本発明の治療剤は、フコイダンを含有するのが好ましい。フコイダンは、フコース硫酸を構成糖とする多糖の総称であり、本発明においてはフコース硫酸含有多糖やその分解物を使用することができる。フコイダンは、公知の方法で調製すればよく、例えばガゴメコンブ、マコンブ、トロロコンブ、ヒバマタ、モズク、オキナワモズク、ワカメ、ワカメ メカブ、クロメ、アラメ、カジメ、ジャイアントケルプ、レッソニア ニグレセンス、アスコフィラム ノドッサム等の昆布目、ながまつも目、ひばまた目等の海藻を原料として用いることができる。フコイダンの分解物は、例えば公知の酸分解法及び酵素分解法で調製することができる。

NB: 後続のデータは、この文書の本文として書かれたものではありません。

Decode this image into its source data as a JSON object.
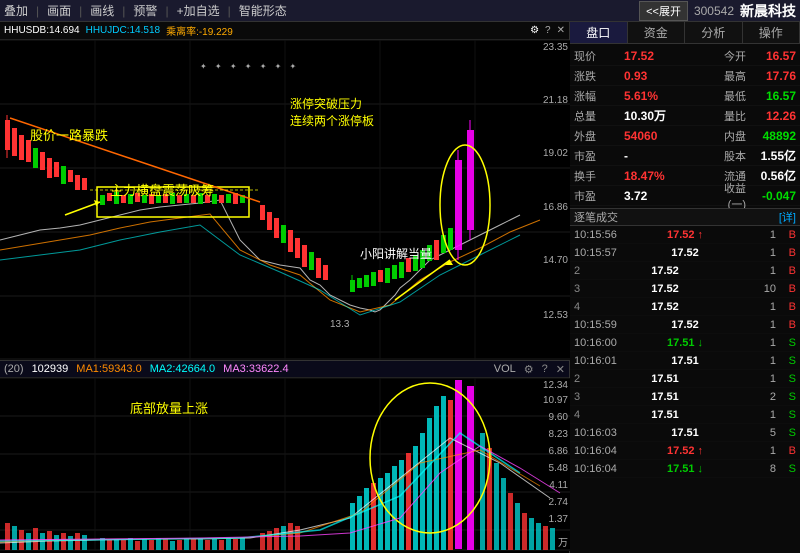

N−アセチルグルコサミンおよびアンセリン、必要に応じてコラーゲンおよび/またはフコイダンの投与量は、患者の年令、体重、適応症状などによって異なるが、例えば、成人1日1〜3回、1回量として、N−アセチルグルコサミンは、約1mg〜1g、好ましくは3mg〜300mg程度投与するのがよい。アンセリンは、約1mg〜1g、好ましくは3mg〜300mg程度投与するのがよい。コラーゲンまたはコラーゲンペプチドは、100mg〜5g、好ましくは1g〜3g程度投与するのがよい。フコイダンは、0.1mg〜10g、好ましくは100mg〜2g程度投与するのがよい。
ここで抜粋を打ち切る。